Last week, federal judge Emmet Sullivan ruled that DHS cannot use Title 42 to expel migrant families with children. But Sullivan paused his order for two weeks to give the Biden administration time to put it in place. The Justice Department is now appealing the decision. Lee Gelernt, deputy director of the ACLU’s Immigrants’ Rights Project, said in a statement, “Rather than appeal the ruling, the administration should instead acknowledge that the court was correct to find Title 42 unlawful, and end the program entirely.”

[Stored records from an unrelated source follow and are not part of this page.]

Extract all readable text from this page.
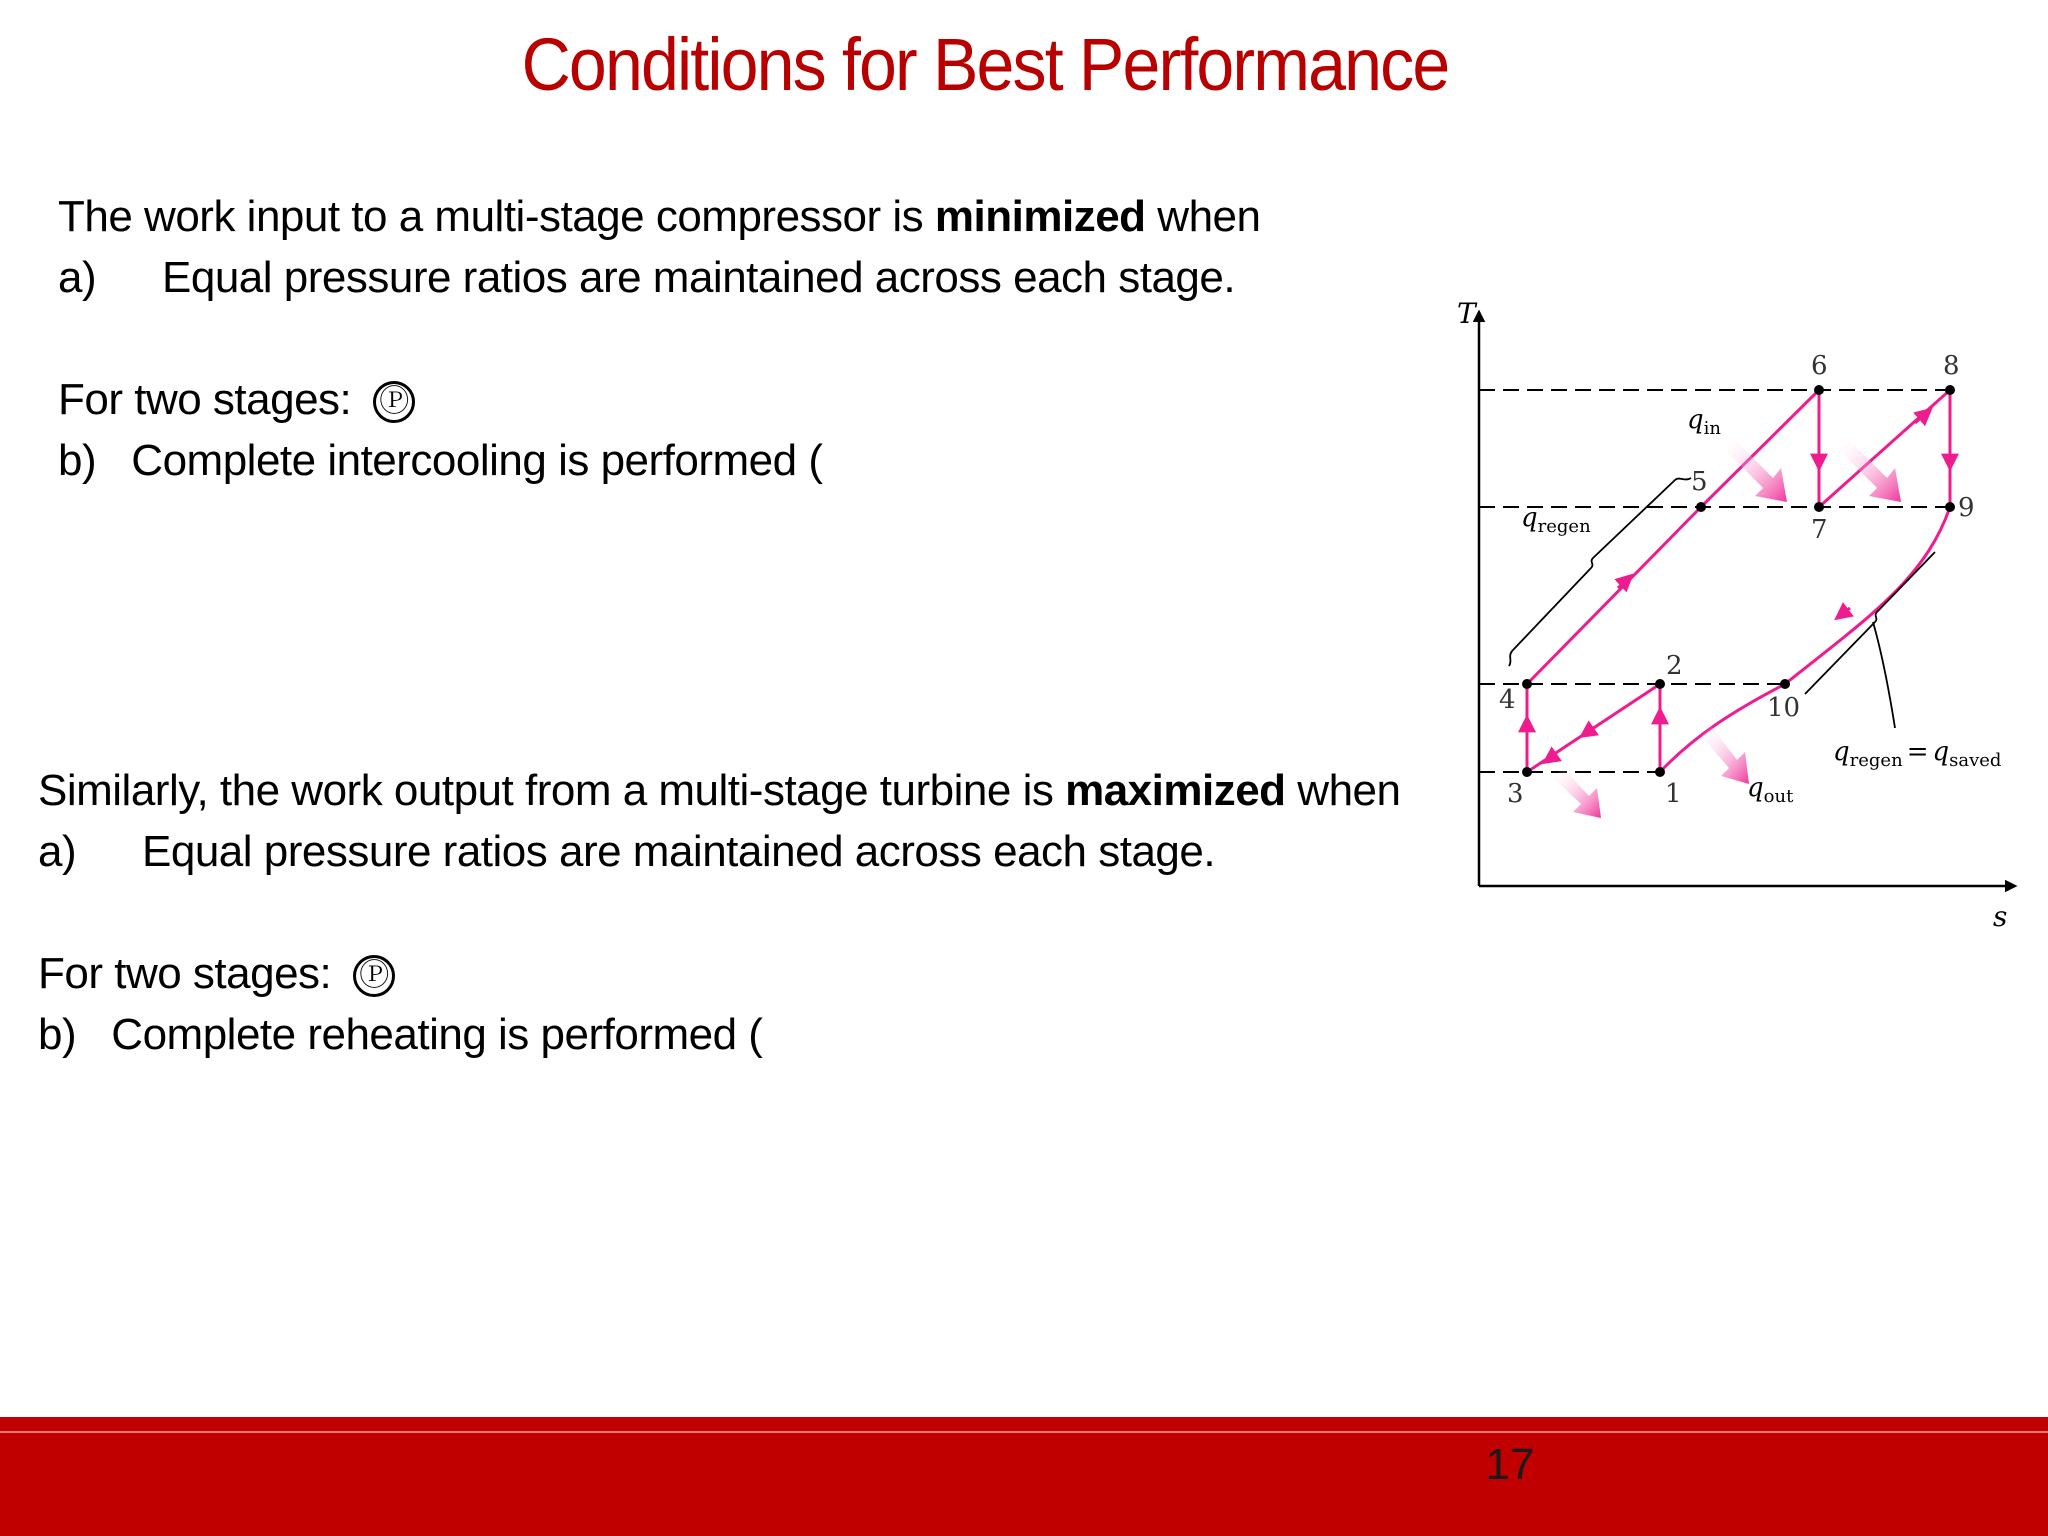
Conditions for Best Performance
The work input to a multi-stage compressor is minimized when
a) Equal pressure ratios are maintained across each stage.
For two stages: Ⓟ
b)   Complete intercooling is performed (
Similarly, the work output from a multi-stage turbine is maximized when
a) Equal pressure ratios are maintained across each stage.
For two stages: Ⓟ
b)   Complete reheating is performed (
T
s
1
2
3
4
5
6
7
8
9
10
$q_{in}$
$q_{out}$
$q_{regen}$
$q_{regen} = q_{saved}$
17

Foote joined the Foreign Service in 1998, according to his LinkedIn profile. He served as the deputy chief of mission in Haiti in the early aughts, but his current assignment proved to be more than he could bear. As he wrote in his resignation letter to Blinken:
The people of Haiti, mired in poverty hostage to the terror, kidnappings, robberies and massacres of armed gangs and suffering under a corrupt government with gang alliances, simply cannot support the forced infusion of thousands of returned migrants lacking food, shelter, and money without additional, avoidable human tragedy. The collapsed state is unable to provide security or basic services, and more refugees will fuel further desperation and crime. Surging migration to our borders will only grow as we add to Haiti’s unacceptable misery.
He is not alone in his discontent within the administration. One official at US Citizenship and Immigration Services, the DHS agency that handles many asylum claims, along with other forms of legal immigration, told Reuters they were “personally mortified” by the recent expulsions.
“It’s appalling, disgusting,” said another. “What do they believe in, if this is acceptable?”